- Church: Episcopal Church
- Diocese: Georgia
- Appointed: September 16, 1994
- In office: 1995–2010
- Predecessor: Harry W. Shipps
- Successor: Scott Benhase

Orders
- Ordination: April 25, 1964 by Albert R. Stuart
- Consecration: January 21, 1995 by Edmond L. Browning

Personal details
- Born: June 13, 1938 West Palm Beach, Florida, U.S.
- Died: December 31, 2020 (aged 82)
- Denomination: Anglican
- Parents: Henry I. Louttit Sr. & Amy Cleckler
- Spouse: Jayne Arledge Northway
- Children: 3
- Education: University of the South
- Alma mater: Virginia Theological Seminary

= Henry I. Louttit =

Henry Irving Louttit, Jr. (June 13, 1938 – December 31, 2020) served as the ninth Bishop of Georgia.
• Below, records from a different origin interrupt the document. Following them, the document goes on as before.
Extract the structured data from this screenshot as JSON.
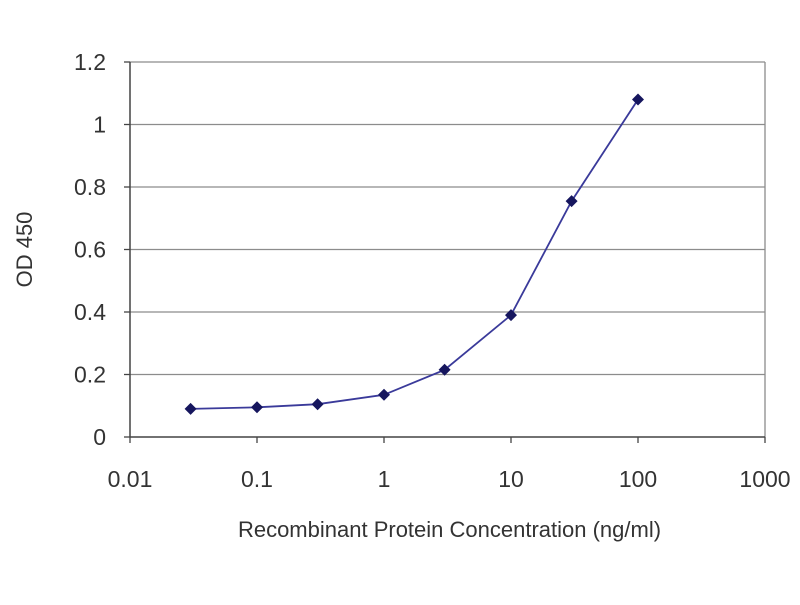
{
  "chart_data": {
    "type": "line",
    "title": "",
    "xlabel": "Recombinant Protein Concentration (ng/ml)",
    "ylabel": "OD 450",
    "xscale": "log",
    "xlim": [
      0.01,
      1000
    ],
    "ylim": [
      0,
      1.2
    ],
    "xticks": [
      0.01,
      0.1,
      1,
      10,
      100,
      1000
    ],
    "xtick_labels": [
      "0.01",
      "0.1",
      "1",
      "10",
      "100",
      "1000"
    ],
    "yticks": [
      0,
      0.2,
      0.4,
      0.6,
      0.8,
      1,
      1.2
    ],
    "ytick_labels": [
      "0",
      "0.2",
      "0.4",
      "0.6",
      "0.8",
      "1",
      "1.2"
    ],
    "grid": "horizontal",
    "legend": "none",
    "series": [
      {
        "color": "#3a3a9a",
        "marker": "diamond",
        "marker_color": "#16165e",
        "x": [
          0.03,
          0.1,
          0.3,
          1,
          3,
          10,
          30,
          100
        ],
        "y": [
          0.09,
          0.095,
          0.105,
          0.135,
          0.215,
          0.39,
          0.755,
          1.08
        ]
      }
    ]
  }
}
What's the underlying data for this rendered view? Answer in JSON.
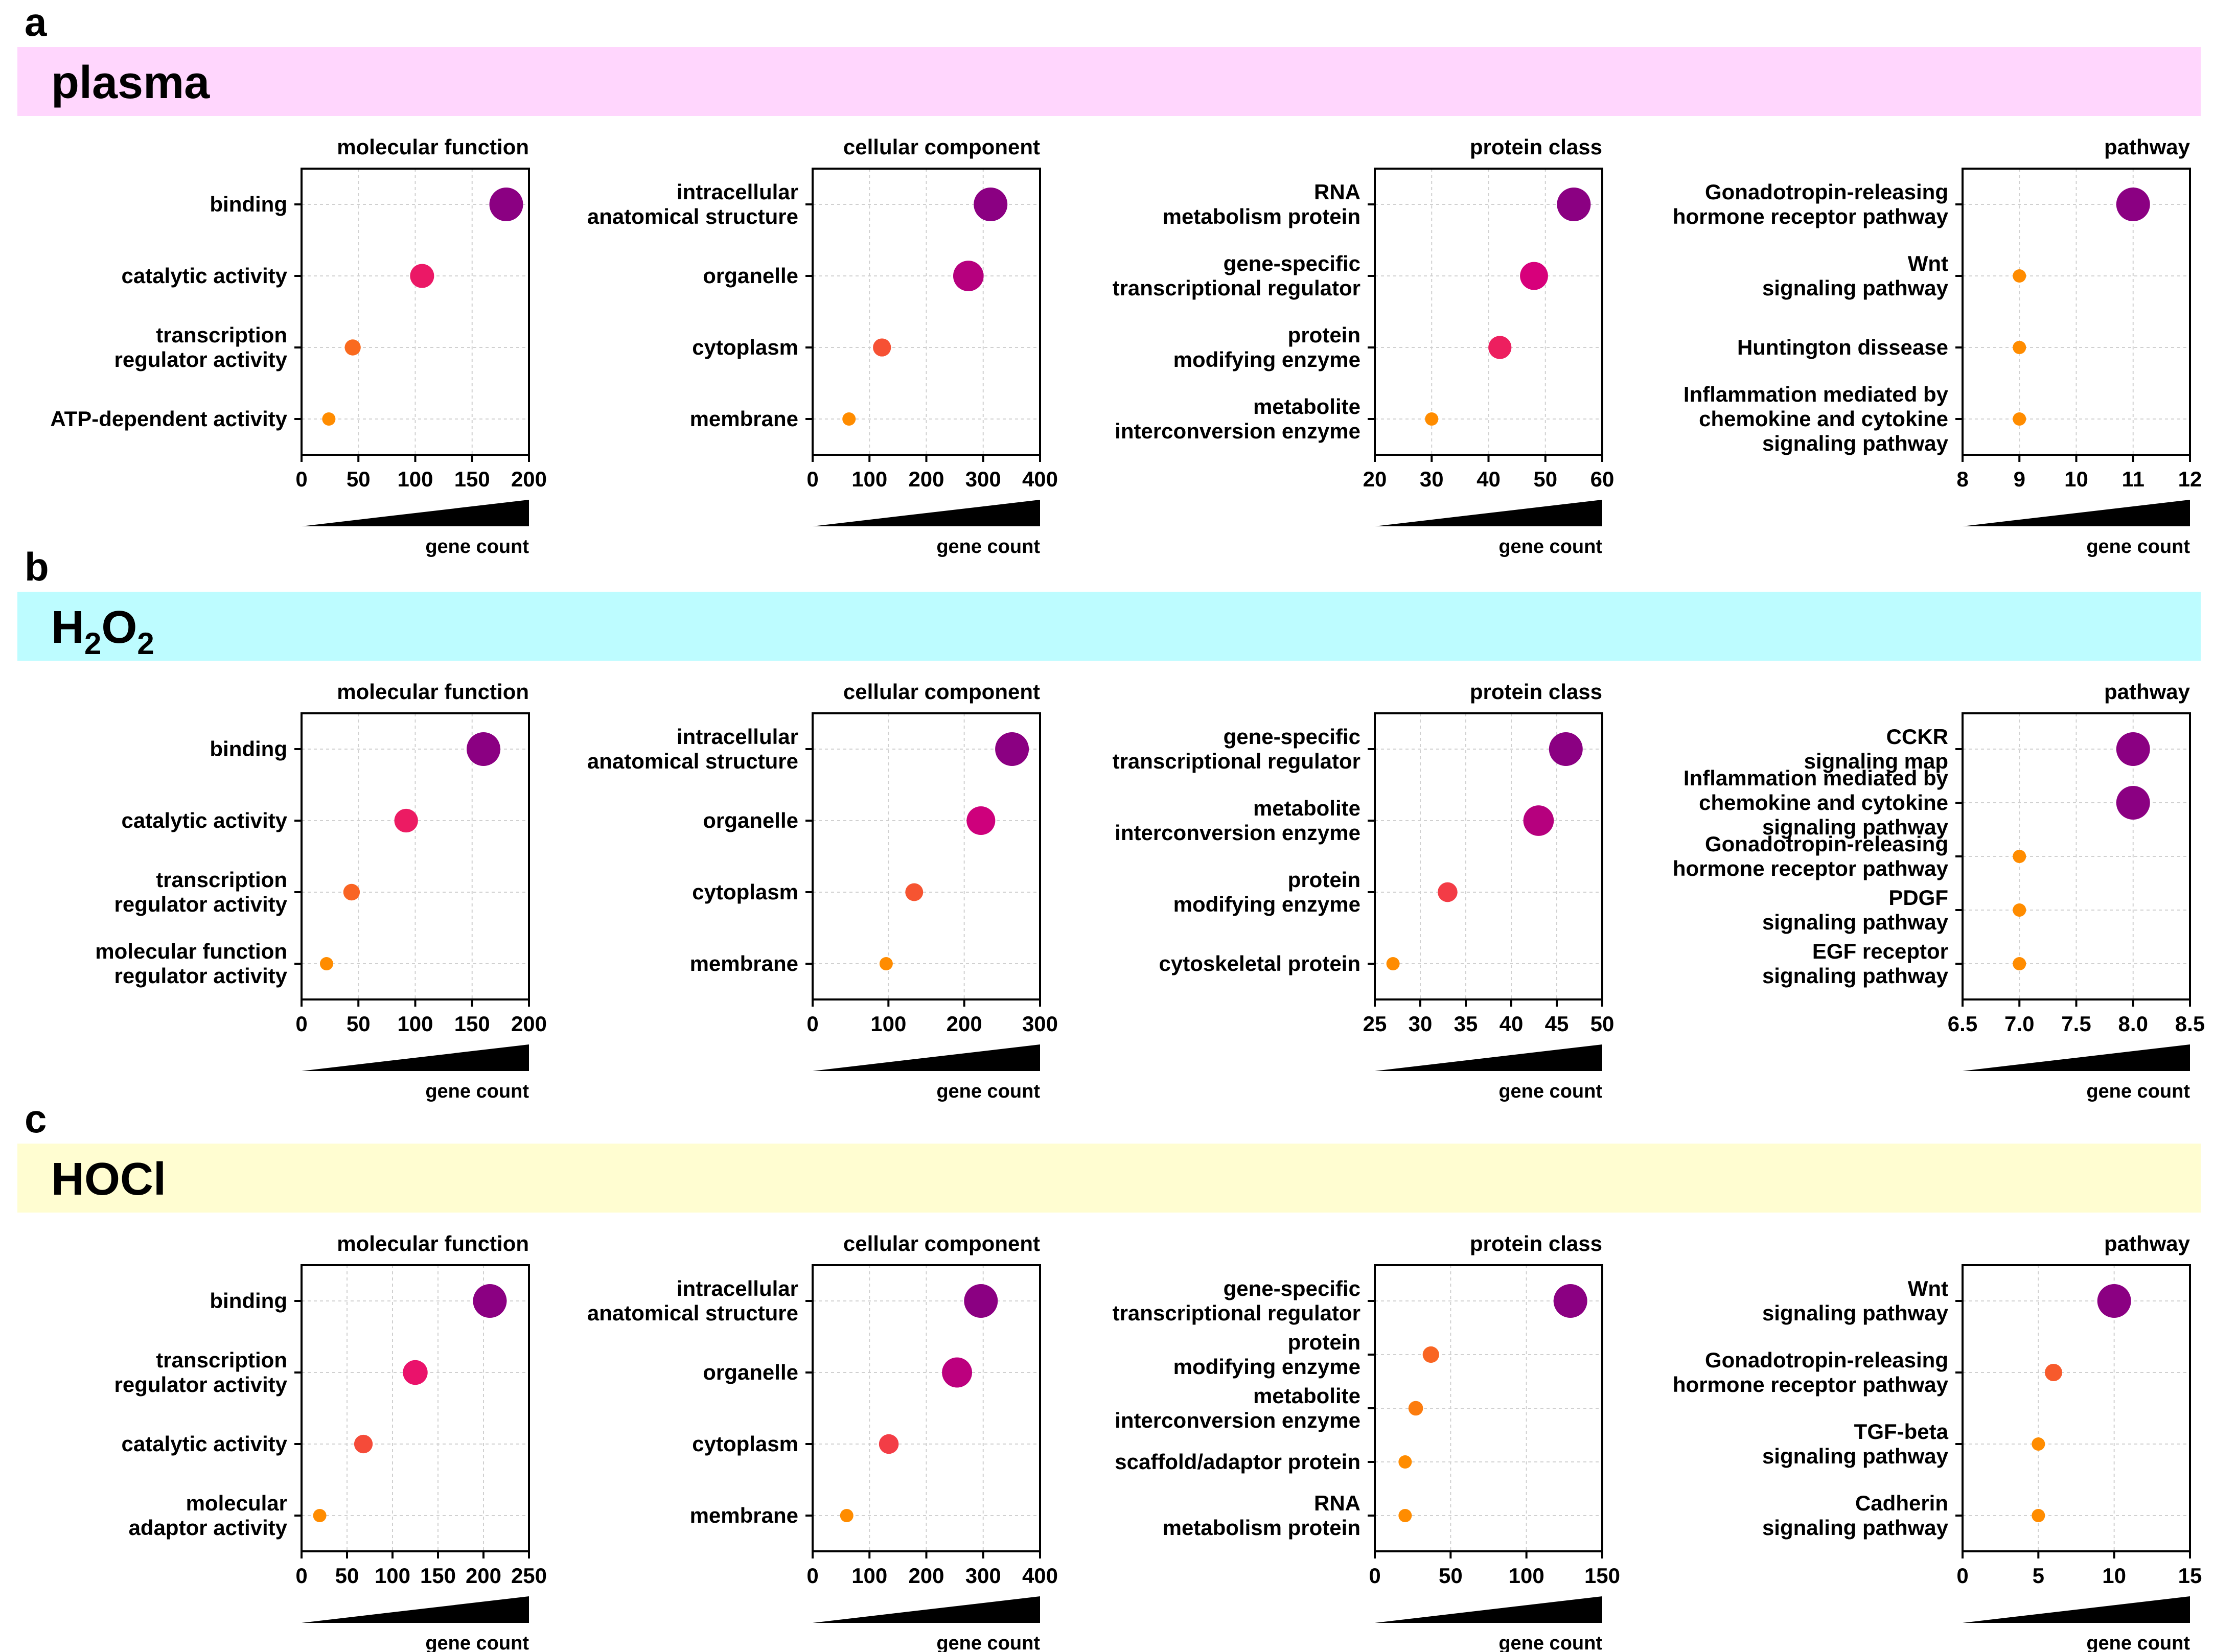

He was the 901st bishop of the Episcopal Church in the United States of America (ECUSA).

==Early and family life==
Henry I Louttit, Jr. was born June 13, 1938, in West Palm Beach, Florida, the son of Rev. Henry I. Louttit, who became the bishop of South Florida, and then chose to become the bishop of Central Florida after the growing diocese was split in three. Young Henry Louttit was a Phi Beta Kappa graduate of the University of the South. On June 14, 1962, he married Jayne Arledge Northway. Louttit graduated from Virginia Theological Seminary in 1963.

==Ministry==
Ordained to the diaconate in June of that year, Louttit was ordained to the priesthood in April 1964. He served as the Vicar of Trinity Church in Statesboro, Georgia then as the rector of Christ Church Valdosta where he served from April 1, 1967, until his election to the episcopacy.

His father, Henry I. Louttit, Sr., was the last bishop of the Diocese of South Florida before it was divided into three new dioceses.

==Episcopacy==
Henry I. Louttit, Jr. was consecrated as the ninth bishop of the Episcopal Diocese of Georgia on January 21, 1995. He had been elected to succeed Harry W. Shipps on Shipps' retirement. Louttit had long been interested in liturgical renewal and was involved in the creation of the Book of Common Prayer 1979. Under Louttit's leadership, the Episcopal Diocese of Georgia has taken renewed interest in starting new congregations. He authorized the formation of the missions of St. Stephen's, Leesburg; Church of the Holy Comforter, Martinez; King of Peace, Kingsland; St. Luke's, Rincon, and the Episcopal Church of Our Savior at Honey Creek. He also worked with restarting the congregations in Hawkinsville and Pooler. Rt. Rev. Louttit in 1998 recognized the ministry of deaconess Anna Alexander in the Altamina River area, which the General Convention of the Episcopal Church, meeting in Salt Lake City, Utah in 2015 also recognized, as would Presiding Bishop Michael Curry in 2017.

Loutitt served on the Board of Regents of the University of the South, chairing the Regent's Committee on the School of Theology. He served in many other leadership roles including being president of the Georgia Christian Council (Ecumenical meeting place for the major churches in our state), and a member of the Board of Trustees of the Virginia Theological Seminary.

On February 9, 2008, Louttit announced his retirement effective on the consecration of the tenth Bishop of Georgia. Scott A. Benhase succeeded Louttit on his January 23, 2010 consecration.

Louttit died on December 31, 2020, at the age of 82.